Reactions: Informative 2


----------



## Dennis Ford (May 6, 2016)

My experience with oak is that it is unforgiving when doing twice turned bowls. When the wood is clear of knots, turned to 10% thickness and dried carefully; I get decent rate of success. Any knots or too close to the pith or turned too thick and it cracks. Turned too thin and it warps so much that it can not be turned round again. When it is right, makes attractive bowls.


----------



## Corjack (May 6, 2016)

I am going to rough out this tree, and see what happens before I cut a bunch more of it.


----------



## Tony (May 7, 2016)

Thanks for taking to time to explain that process Ron, very informative. Tony


----------



## Mike Mills (May 7, 2016)

Corjack said:


> I have a Oneway Talon, and the Super Nova. Not a big fan of the Nova chuck.
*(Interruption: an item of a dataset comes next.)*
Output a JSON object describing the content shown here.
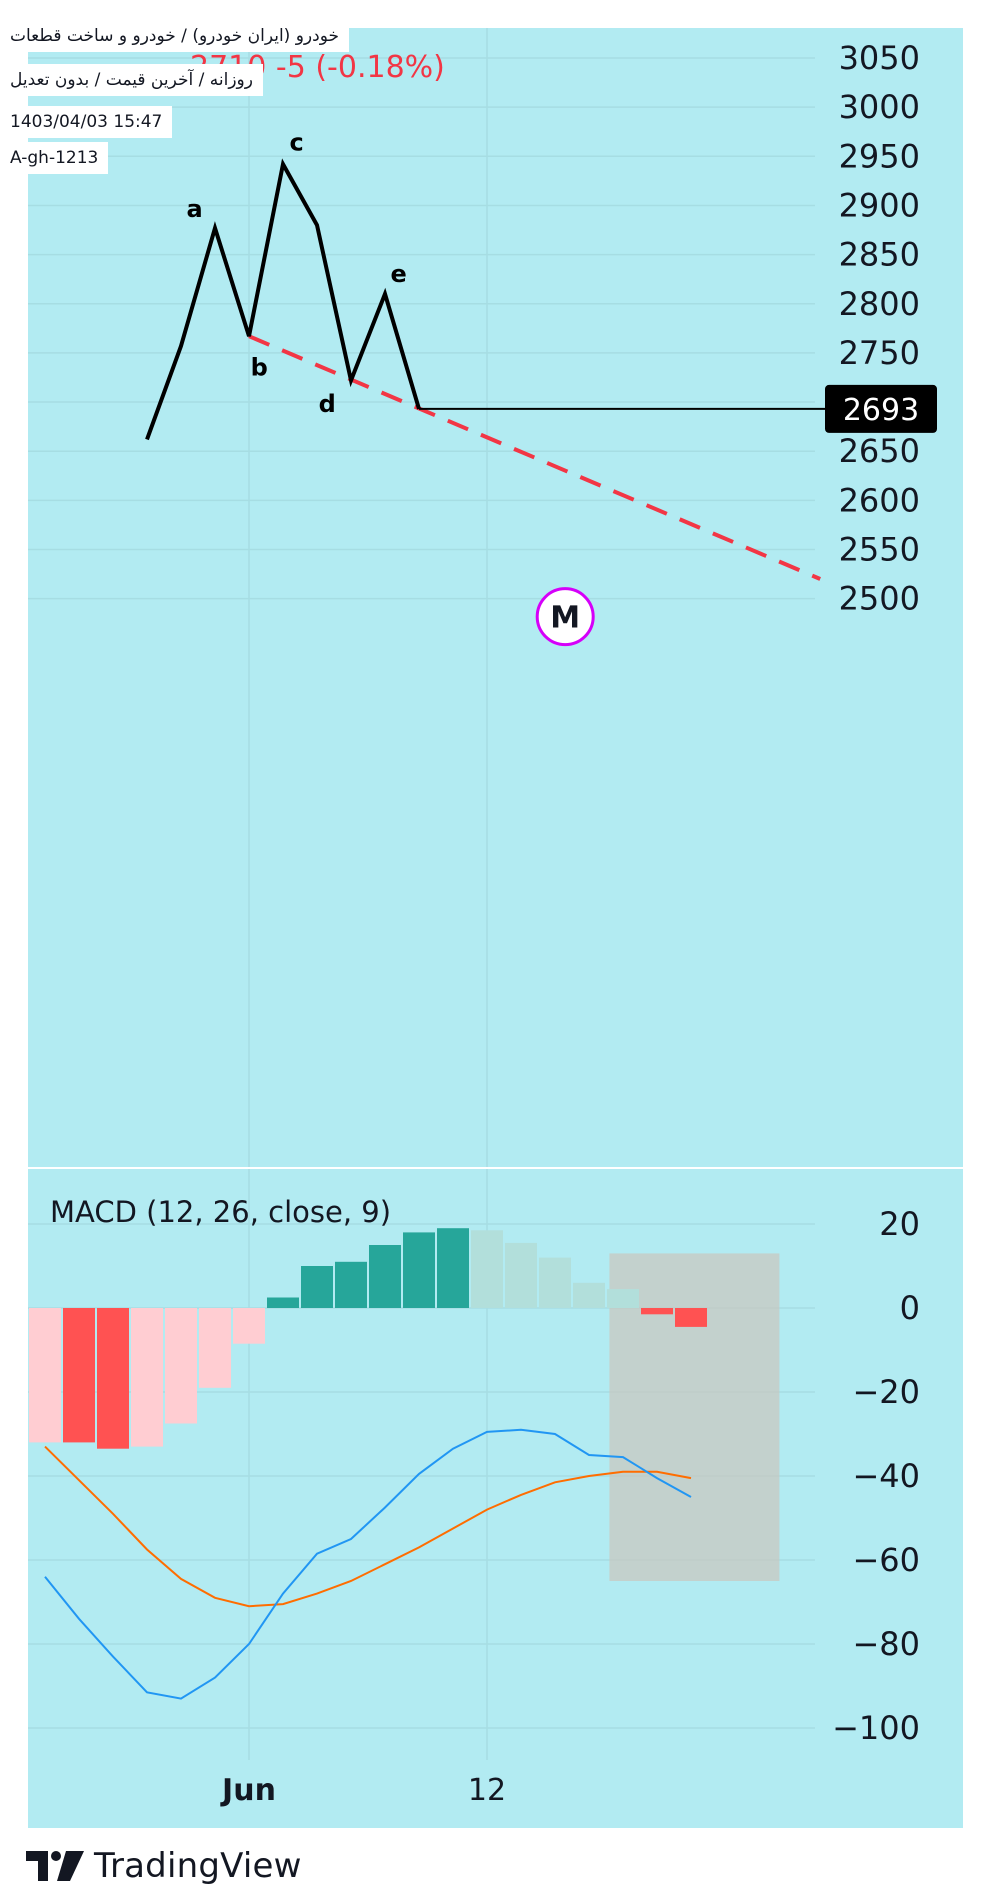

Friggin bassackward thing.



You do realize that if you use the Oneway for tenons and the Nova for recesses then they will both be righty-tighty.


----------



## Corjack (May 7, 2016)

That would be great if I ever did any recesses. However it is still just a backwards PITA.

Reactions: Agree 1


----------



## GeorgeS (May 10, 2016)

@Corjack What coring system are you using sir? Sorry in advance if I missed it above.


----------



## Corjack (May 10, 2016)

It is a woodcut bowlsaver.


----------



## GeorgeS (May 10, 2016)

Thank you sir!


----------